Магид[686]: «Приехали мы снимать фильм «Танкисты»[687]. Поселились в гостинице Военного округа. В коридоре висел портрет Якира. Утром выходим – портрета нет (деталь 37‐го года)[688].…Репрессировали человека за покушение на Ахримовича[689]
. Он сознался во всем, даже в том, что брал взятки, только куда деньги дел, припомнить не мог. В тюрьме, в камере, где он оказался, сидел Ахримович.…На вечере веселятся. Шутки. Выступает критик.
– Тост.
– Критикам хорошо, – говорит писатель, который много лет сидел в тюрьме.
– А вы, гражданин бывший заключенный, стойте там, – шутит критик.
Гробовая тишина. Неловкость. Бледный писатель.
Раны могут стать пустяковыми только для других.

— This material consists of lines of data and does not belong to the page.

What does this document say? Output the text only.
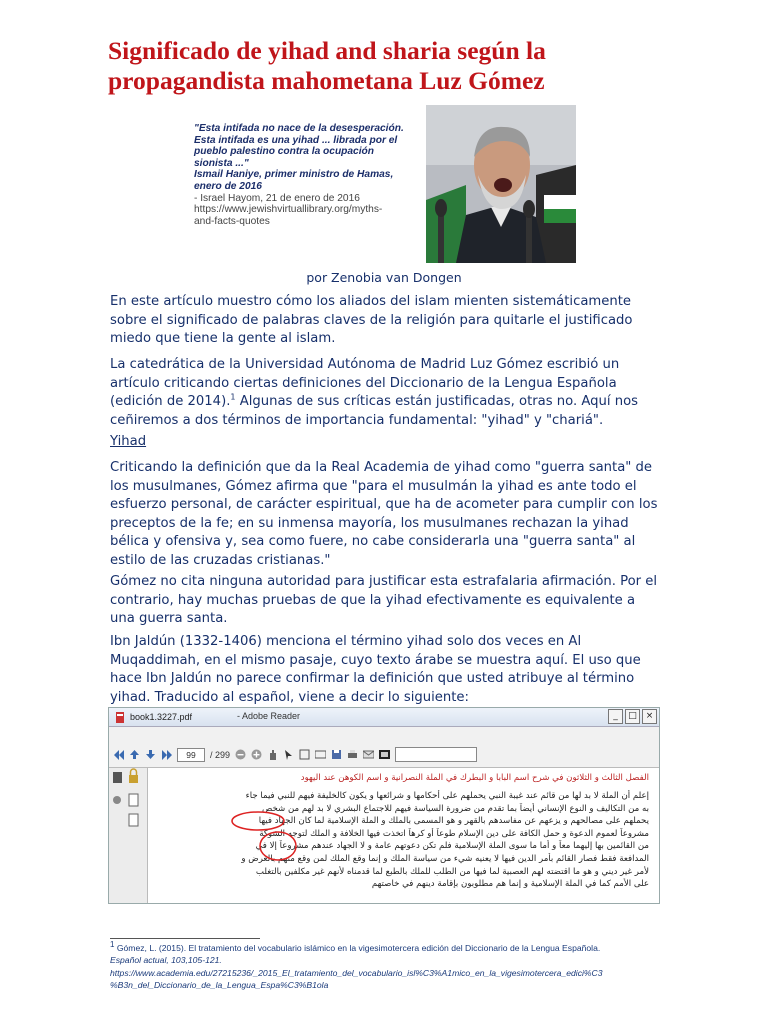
Significado de yihad and sharia según la propagandista mahometana Luz Gómez
"Esta intifada no nace de la desesperación.
Esta intifada es una yihad ... librada por el
pueblo palestino contra la ocupación
sionista ..."
Ismail Haniye, primer ministro de Hamas,
enero de 2016
- Israel Hayom, 21 de enero de 2016
https://www.jewishvirtuallibrary.org/myths-
and-facts-quotes
por Zenobia van Dongen

En este artículo muestro cómo los aliados del islam mienten sistemáticamente sobre el significado de palabras claves de la religión para quitarle el justificado miedo que tiene la gente al islam.

La catedrática de la Universidad Autónoma de Madrid Luz Gómez escribió un artículo criticando ciertas definiciones del Diccionario de la Lengua Española (edición de 2014).$^1$ Algunas de sus críticas están justificadas, otras no. Aquí nos ceñiremos a dos términos de importancia fundamental: "yihad" y "chariá".

Yihad

Criticando la definición que da la Real Academia de yihad como "guerra santa" de los musulmanes, Gómez afirma que "para el musulmán la yihad es ante todo el esfuerzo personal, de carácter espiritual, que ha de acometer para cumplir con los preceptos de la fe; en su inmensa mayoría, los musulmanes rechazan la yihad bélica y ofensiva y, sea como fuere, no cabe considerarla una "guerra santa" al estilo de las cruzadas cristianas."

Gómez no cita ninguna autoridad para justificar esta estrafalaria afirmación. Por el contrario, hay muchas pruebas de que la yihad efectivamente es equivalente a una guerra santa.

Ibn Jaldún (1332-1406) menciona el término yihad solo dos veces en Al Muqaddimah, en el mismo pasaje, cuyo texto árabe se muestra aquí. El uso que hace Ibn Jaldún no parece confirmar la definición que usted atribuye al término yihad. Traducido al español, viene a decir lo siguiente:

book1.3227.pdf	- Adobe Reader	_	□ ×
99	/ 299
الفصل الثالث و الثلاثون في شرح اسم البابا و البطرك في الملة النصرانية و اسم الكوهن عند اليهود
إعلم أن الملة لا بد لها من قائم عند غيبة النبي يحملهم على أحكامها و شرائعها و يكون كالخليفة فيهم للنبي فيما جاء
به من التكاليف و النوع الإنساني أيضاً بما تقدم من ضرورة السياسة فيهم للاجتماع البشري لا بد لهم من شخص
يحملهم على مصالحهم و يزعهم عن مفاسدهم بالقهر و هو المسمى بالملك و الملة الإسلامية لما كان الجهاد فيها
مشروعاً لعموم الدعوة و حمل الكافة على دين الإسلام طوعاً أو كرهاً اتخذت فيها الخلافة و الملك لتوجه الشوكة
من القائمين بها إليهما معاً و أما ما سوى الملة الإسلامية فلم تكن دعوتهم عامة و لا الجهاد عندهم مشروعاً إلا في
المدافعة فقط فصار القائم بأمر الدين فيها لا يعنيه شيء من سياسة الملك و إنما وقع الملك لمن وقع منهم بالعرض و
لأمر غير ديني و هو ما اقتضته لهم العصبية لما فيها من الطلب للملك بالطبع لما قدمناه لأنهم غير مكلفين بالتغلب
على الأمم كما في الملة الإسلامية و إنما هم مطلوبون بإقامة دينهم في خاصتهم
$^1$ Gómez, L. (2015). El tratamiento del vocabulario islámico en la vigesimotercera edición del Diccionario de la Lengua Española.
Español actual, 103,105-121.
https://www.academia.edu/27215236/_2015_El_tratamiento_del_vocabulario_isl%C3%A1mico_en_la_vigesimotercera_edici%C3
%B3n_del_Diccionario_de_la_Lengua_Espa%C3%B1ola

… – Пыток не было. К чему пытки? Ну запихнешь пару иголок под ноготь – и все. А так – зачем пытки?
30.11.62.
Вчера вечером вдруг сорвались и пошли к Магидам. Интересный человек Михаил Соломонович. Рассказывал, что на днях приезжал Рошаль и рассказывал о встрече с космонавтом Николаевым[690].Когда у Николаева спросили, какое для него было самое сильное ощущение, он сказал, что в момент отрыва от земли – ты не знаешь, выйдешь ли на орбиту или улетишь в безвоздушное пространство и живой станешь частицей мироздания. Еще смена дня и ночи; они происходят каждые 40 минут, а если увеличить скорость, то ведь это может бесконечно уменьшаться, и тогда быстрая смена черного и белого даст один серый цвет.
21.4.63.
Живу на даче в Комарово уже три недели. Неоднократно стоило бы записать кое-что в дневник. Немного ближе узнал Смоктуновского: спокойный, демократичный, показался мне очень неглупым, и никакого позирования – даже наоборот, хвалишь его, а он спокойно это принимает, словно не о нем. Мечтает поставить Бёлля[691], а еще лучше – современный фильм, да только нет его, нет сценария.Удивительно приятная у него жена[692]
– любящая, страдающая. Слава Кеши (Иннокентия) привела в дом поклонниц. Они наглы, требовательны, иногда даже оскорбляют. Одна прислала ей условия: «Как жить с великим артистом» (как вести себя и одеваться). Саломее это невозможно понять. Она знала его – неудачника, переезжающего из театра в театр. Его никто не понимал, кроме нее.Она не выгоняет этих баб, так как боится выглядеть сварливой и страдает от этого. Вчера увидела Даню и Гулю[693]
около магазина и в середине разговора вдруг удивленно спросила: «А вы всегда вместе ходите в магазин?»